Europe's aerospace executives left for their summer break amid the high drama of the European Commission threatening a trade war over the Boeing/McDonnell Douglas merger. As they now return to their boardrooms, the drama is over and the temptation is to enjoy the calm. It is a temptation which they should doggedly resist.
The merger battle and the eventual concessions wrung from Boeing may have provided some good headlines. Yet ultimately they have done little to resolve Europe's fundamental concerns over the scale of support funding that will be channelled into the new giant via NASA and the Department of Defense (DoD). Nor have they resolved the fact that the same opportunities are not open to Airbus.
Those issues have simmered beneath the surface for much of the last decade, and will continue to do so unless Europe now takes the initiative in bringing its grievances out into the open. At the heart of the discontent sits the Large Commercial Aircraft (LCA)agreement of 1992, itself signed as a compromise to end a brooding trade war, which has ultimately caused as much aggravation as it has cured. Virtually from the day it was signed, the LCA deal has been producing howls of complaint from Europe and it is not difficult to see why.
On paper the deal was designed to achieve a balance between European and US funding. It places a 33% cap on the type of direct launch aid which has helped to get many Airbus programmes off the ground. In return, the USA agreed to a 3%limit the levels of indirect aid which goes to its civil champions, Boeing and McDonnell Douglas.
In reality the agreement was destined to cause confusion and resentment from the start. While the cap on direct support is easy enough to monitor and enforce, the level of indirect support, by its very nature, is near impossible to police.
The EC has made a stab at attempting to put some figures on the sums, with a series of confidential reports commissioned from analysts. The latest of these puts the annual support going into Boeing/MDC at anything up to $3 billion. Some of this is easy enough to pin down, such as NASA's spending on its supersonic programme or the tax breaks and credits which are on offer for civil research programmes. Other sources of funding such as civil spin-off from the DoD's massive research budget can be little more than educated guesswork.

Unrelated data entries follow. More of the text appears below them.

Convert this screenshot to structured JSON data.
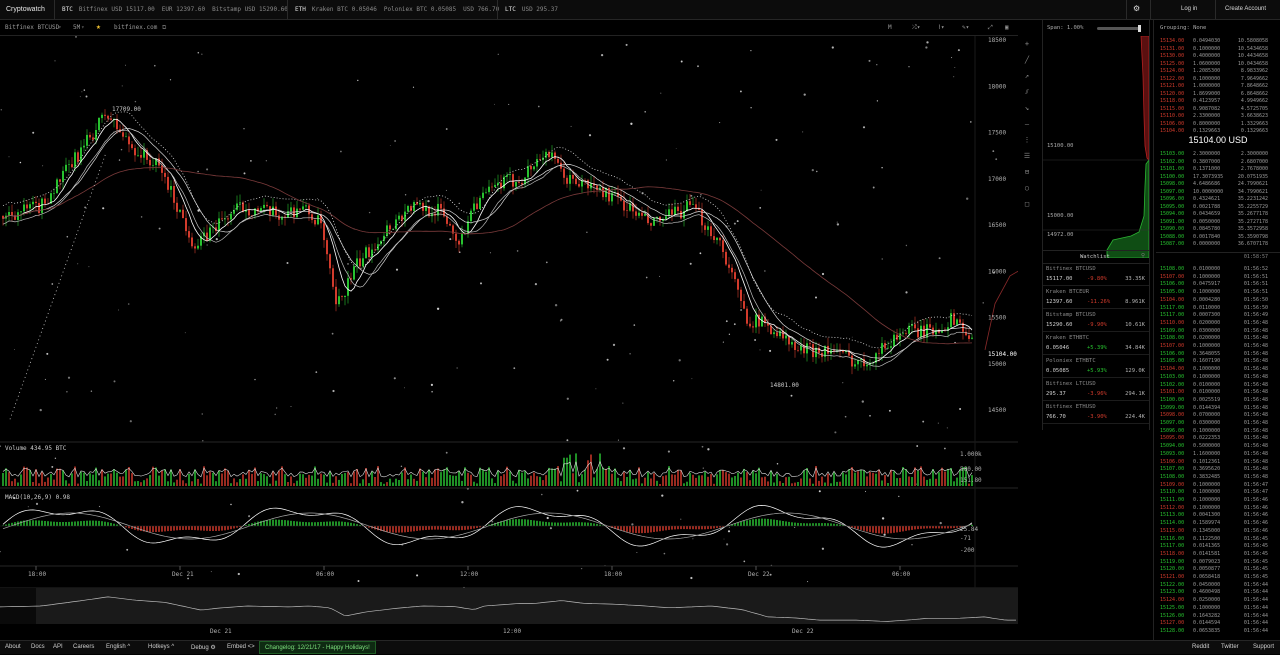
{
  "app": {
    "brand": "Cryptowatch"
  },
  "topbar": {
    "groups": [
      {
        "coin": "BTC",
        "quotes": [
          "Bitfinex USD 15117.00",
          "EUR 12397.60",
          "Bitstamp USD 15290.60"
        ]
      },
      {
        "coin": "ETH",
        "quotes": [
          "Kraken BTC 0.05046",
          "Poloniex BTC 0.05085",
          "USD 766.70"
        ]
      },
      {
        "coin": "LTC",
        "quotes": [
          "USD 295.37"
        ]
      }
    ],
    "settings_icon": "gear-icon",
    "login": "Log in",
    "create_account": "Create Account"
  },
  "chart_toolbar": {
    "market": "Bitfinex BTCUSD",
    "period": "5M",
    "star_icon": "star-icon",
    "site": "bitfinex.com",
    "right_tools": [
      "M",
      "indicators",
      "lines",
      "draw",
      "fullscreen",
      "close"
    ]
  },
  "price_axis": {
    "ticks": [
      "18500",
      "18000",
      "17500",
      "17000",
      "16500",
      "16000",
      "15500",
      "15000",
      "14500"
    ],
    "current": "15104.00"
  },
  "annotations": {
    "high": "17709.00",
    "low": "14801.00"
  },
  "volume": {
    "label": "Volume 434.95 BTC",
    "ticks": [
      "1.000k",
      "500.00",
      "151.80"
    ]
  },
  "macd": {
    "label": "MACD(10,26,9) 0.98",
    "ticks": [
      "25.84",
      "-71",
      "-200"
    ]
  },
  "time_axis": [
    "18:00",
    "Dec 21",
    "06:00",
    "12:00",
    "18:00",
    "Dec 22",
    "06:00"
  ],
  "overview_axis": [
    "Dec 21",
    "12:00",
    "Dec 22"
  ],
  "depth": {
    "span_label": "Span: 1.00%",
    "price_labels": [
      "15100.00",
      "15000.00",
      "14972.00"
    ]
  },
  "watchlist": {
    "title": "Watchlist",
    "items": [
      {
        "name": "Bitfinex BTCUSD",
        "price": "15117.00",
        "change": "-9.80%",
        "vol": "33.35K",
        "up": false
      },
      {
        "name": "Kraken BTCEUR",
        "price": "12397.60",
        "change": "-11.26%",
        "vol": "8.961K",
        "up": false
      },
      {
        "name": "Bitstamp BTCUSD",
        "price": "15290.60",
        "change": "-9.90%",
        "vol": "10.61K",
        "up": false
      },
      {
        "name": "Kraken ETHBTC",
        "price": "0.05046",
        "change": "+5.39%",
        "vol": "34.84K",
        "up": true
      },
      {
        "name": "Poloniex ETHBTC",
        "price": "0.05085",
        "change": "+5.93%",
        "vol": "129.0K",
        "up": true
      },
      {
        "name": "Bitfinex LTCUSD",
        "price": "295.37",
        "change": "-3.96%",
        "vol": "294.1K",
        "up": false
      },
      {
        "name": "Bitfinex ETHUSD",
        "price": "766.70",
        "change": "-3.90%",
        "vol": "224.4K",
        "up": false
      }
    ]
  },
  "orderbook": {
    "grouping": "Grouping: None",
    "mid_price": "15104.00 USD",
    "asks": [
      [
        "15134.00",
        "0.0494030",
        "10.5808058"
      ],
      [
        "15131.00",
        "0.1000000",
        "10.5434658"
      ],
      [
        "15130.00",
        "0.4000000",
        "10.4434658"
      ],
      [
        "15125.00",
        "1.0600000",
        "10.0434658"
      ],
      [
        "15124.00",
        "1.2085300",
        "8.9833962"
      ],
      [
        "15122.00",
        "0.1000000",
        "7.9649662"
      ],
      [
        "15121.00",
        "1.0000000",
        "7.8648662"
      ],
      [
        "15120.00",
        "1.8699000",
        "6.8648662"
      ],
      [
        "15118.00",
        "0.4123957",
        "4.9949662"
      ],
      [
        "15115.00",
        "0.9087082",
        "4.5725705"
      ],
      [
        "15110.00",
        "2.3300000",
        "3.6638623"
      ],
      [
        "15106.00",
        "0.8000000",
        "1.3329663"
      ],
      [
        "15104.00",
        "0.1329663",
        "0.1329663"
      ]
    ],
    "bids": [
      [
        "15103.00",
        "2.3000000",
        "2.3000000"
      ],
      [
        "15102.00",
        "0.3807000",
        "2.6807000"
      ],
      [
        "15101.00",
        "0.1371000",
        "2.7678000"
      ],
      [
        "15100.00",
        "17.3073935",
        "20.0751935"
      ],
      [
        "15098.00",
        "4.6486686",
        "24.7990621"
      ],
      [
        "15097.00",
        "10.0000000",
        "34.7990621"
      ],
      [
        "15096.00",
        "0.4324621",
        "35.2231242"
      ],
      [
        "15095.00",
        "0.0021788",
        "35.2255729"
      ],
      [
        "15094.00",
        "0.0434659",
        "35.2677178"
      ],
      [
        "15091.00",
        "0.0050000",
        "35.2727178"
      ],
      [
        "15090.00",
        "0.0845780",
        "35.3572958"
      ],
      [
        "15088.00",
        "0.0017840",
        "35.3590798"
      ],
      [
        "15087.00",
        "0.0000000",
        "36.6707178"
      ]
    ],
    "trades_header": "01:58:57",
    "trades": [
      [
        "15108.00",
        "0.0100000",
        "01:56:52"
      ],
      [
        "15107.00",
        "0.1000000",
        "01:56:51"
      ],
      [
        "15106.00",
        "0.0475917",
        "01:56:51"
      ],
      [
        "15105.00",
        "0.1000000",
        "01:56:51"
      ],
      [
        "15104.00",
        "0.0004280",
        "01:56:50"
      ],
      [
        "15117.00",
        "0.0110000",
        "01:56:50"
      ],
      [
        "15117.00",
        "0.0007300",
        "01:56:49"
      ],
      [
        "15110.00",
        "0.0200000",
        "01:56:48"
      ],
      [
        "15109.00",
        "0.0300000",
        "01:56:48"
      ],
      [
        "15108.00",
        "0.0200000",
        "01:56:48"
      ],
      [
        "15107.00",
        "0.1000000",
        "01:56:48"
      ],
      [
        "15106.00",
        "0.3648055",
        "01:56:48"
      ],
      [
        "15105.00",
        "0.1607190",
        "01:56:48"
      ],
      [
        "15104.00",
        "0.1000000",
        "01:56:48"
      ],
      [
        "15103.00",
        "0.1000000",
        "01:56:48"
      ],
      [
        "15102.00",
        "0.0100000",
        "01:56:48"
      ],
      [
        "15101.00",
        "0.0100000",
        "01:56:48"
      ],
      [
        "15100.00",
        "0.0025519",
        "01:56:48"
      ],
      [
        "15099.00",
        "0.0144394",
        "01:56:48"
      ],
      [
        "15098.00",
        "0.0700000",
        "01:56:48"
      ],
      [
        "15097.00",
        "0.0300000",
        "01:56:48"
      ],
      [
        "15096.00",
        "0.1000000",
        "01:56:48"
      ],
      [
        "15095.00",
        "0.0222353",
        "01:56:48"
      ],
      [
        "15094.00",
        "0.5000000",
        "01:56:48"
      ],
      [
        "15093.00",
        "1.1600000",
        "01:56:48"
      ],
      [
        "15106.00",
        "0.1012361",
        "01:56:48"
      ],
      [
        "15107.00",
        "0.3695620",
        "01:56:48"
      ],
      [
        "15108.00",
        "0.3832485",
        "01:56:48"
      ],
      [
        "15109.00",
        "0.1000000",
        "01:56:47"
      ],
      [
        "15110.00",
        "0.1000000",
        "01:56:47"
      ],
      [
        "15111.00",
        "0.1000000",
        "01:56:46"
      ],
      [
        "15112.00",
        "0.1000000",
        "01:56:46"
      ],
      [
        "15113.00",
        "0.0041300",
        "01:56:46"
      ],
      [
        "15114.00",
        "0.1589974",
        "01:56:46"
      ],
      [
        "15115.00",
        "0.1345000",
        "01:56:46"
      ],
      [
        "15116.00",
        "0.1122500",
        "01:56:45"
      ],
      [
        "15117.00",
        "0.0141365",
        "01:56:45"
      ],
      [
        "15118.00",
        "0.0141581",
        "01:56:45"
      ],
      [
        "15119.00",
        "0.0079023",
        "01:56:45"
      ],
      [
        "15120.00",
        "0.0050877",
        "01:56:45"
      ],
      [
        "15121.00",
        "0.0658418",
        "01:56:45"
      ],
      [
        "15122.00",
        "0.0450000",
        "01:56:44"
      ],
      [
        "15123.00",
        "0.4600498",
        "01:56:44"
      ],
      [
        "15124.00",
        "0.0250000",
        "01:56:44"
      ],
      [
        "15125.00",
        "0.1000000",
        "01:56:44"
      ],
      [
        "15126.00",
        "0.1643282",
        "01:56:44"
      ],
      [
        "15127.00",
        "0.0144594",
        "01:56:44"
      ],
      [
        "15128.00",
        "0.0653835",
        "01:56:44"
      ]
    ]
  },
  "footer": {
    "links": [
      "About",
      "Docs",
      "API",
      "Careers",
      "English ^",
      "Hotkeys ^",
      "Debug ⚙",
      "Embed <>"
    ],
    "changelog": "Changelog: 12/21/17 - Happy Holidays!",
    "right_links": [
      "Reddit",
      "Twitter",
      "Support"
    ]
  },
  "colors": {
    "up": "#27c22f",
    "down": "#d23b2c",
    "bg": "#000000",
    "line": "#ffffff"
  }
}
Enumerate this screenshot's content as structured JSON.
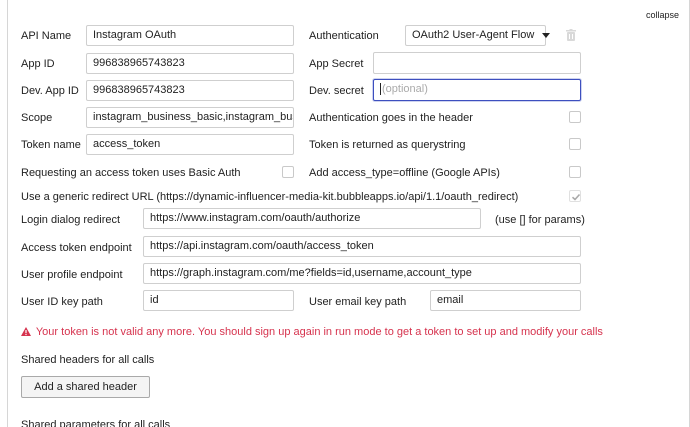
{
  "header": {
    "collapse_label": "collapse"
  },
  "fields": {
    "api_name": {
      "label": "API Name",
      "value": "Instagram OAuth"
    },
    "authentication": {
      "label": "Authentication",
      "value": "OAuth2 User-Agent Flow"
    },
    "app_id": {
      "label": "App ID",
      "value": "996838965743823"
    },
    "app_secret": {
      "label": "App Secret",
      "value": ""
    },
    "dev_app_id": {
      "label": "Dev. App ID",
      "value": "996838965743823"
    },
    "dev_secret": {
      "label": "Dev. secret",
      "placeholder": "(optional)"
    },
    "scope": {
      "label": "Scope",
      "value": "instagram_business_basic,instagram_busir"
    },
    "auth_in_header": {
      "label": "Authentication goes in the header",
      "checked": false
    },
    "token_name": {
      "label": "Token name",
      "value": "access_token"
    },
    "token_querystring": {
      "label": "Token is returned as querystring",
      "checked": false
    },
    "basic_auth": {
      "label": "Requesting an access token uses Basic Auth",
      "checked": false
    },
    "access_type_offline": {
      "label": "Add access_type=offline (Google APIs)",
      "checked": false
    },
    "generic_redirect": {
      "label": "Use a generic redirect URL (https://dynamic-influencer-media-kit.bubbleapps.io/api/1.1/oauth_redirect)",
      "checked": true
    },
    "login_dialog": {
      "label": "Login dialog redirect",
      "value": "https://www.instagram.com/oauth/authorize",
      "hint": "(use [] for params)"
    },
    "token_endpoint": {
      "label": "Access token endpoint",
      "value": "https://api.instagram.com/oauth/access_token"
    },
    "profile_endpoint": {
      "label": "User profile endpoint",
      "value": "https://graph.instagram.com/me?fields=id,username,account_type"
    },
    "user_id_path": {
      "label": "User ID key path",
      "value": "id"
    },
    "user_email_path": {
      "label": "User email key path",
      "value": "email"
    }
  },
  "warning": {
    "text": "Your token is not valid any more. You should sign up again in run mode to get a token to set up and modify your calls"
  },
  "shared_headers": {
    "label": "Shared headers for all calls",
    "button_label": "Add a shared header"
  },
  "shared_params": {
    "label": "Shared parameters for all calls"
  },
  "colors": {
    "warning": "#d6334e",
    "focus": "#3d4fbf"
  },
  "icons": {
    "delete": "trash-icon",
    "warning": "warning-triangle-icon",
    "check": "checkmark-icon"
  }
}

The US industry, perhaps genuinely and perhaps not, refuses to acknowledge that any of its current civil programmes are benefiting from such US Government spending. That is almost certainly untrue. If any- thing, the current US administration has stepped up funding for defence conversion and dual-use technologies, while NASA too is having to trumpet the direct commercial benefits of its programmes to justify its budget requests in Congress.
Ultimately, it is an argument with precious few hard facts and much room for interpretation - not made any clearer by the vague generalities contained in the LCA agreement itself. In short, if Europe wants a more equitable and enforceable deal it will almost certainly have to tear up the existing agreement and start again - and it should do it now rather than wait.
There may seem to be no immediate hurry. The agreement is not at present posing many constraints on Airbus. Its partners are now paying back more launch aid than they are receiving. They are seeking more for the A340-600, but that will not come near breaching the LCA ceiling. The issue will become critical in a year's time, however, when the consortium finally launches the A3XX. Airbus can rest assured that Boeing will be checking every dollar going into the programme for signs of state hand-outs.
Europe and Airbus would be very foolish indeed to reach that point without having resolved the subsidies issue. Since the LCA requires a year's notice of cancellation, that means acting now while Europe still has the initiative. That may mean a potentially bruising set of negotiations in the short term, but if it does nothing there will be the prospect of an even nastier trade war to come.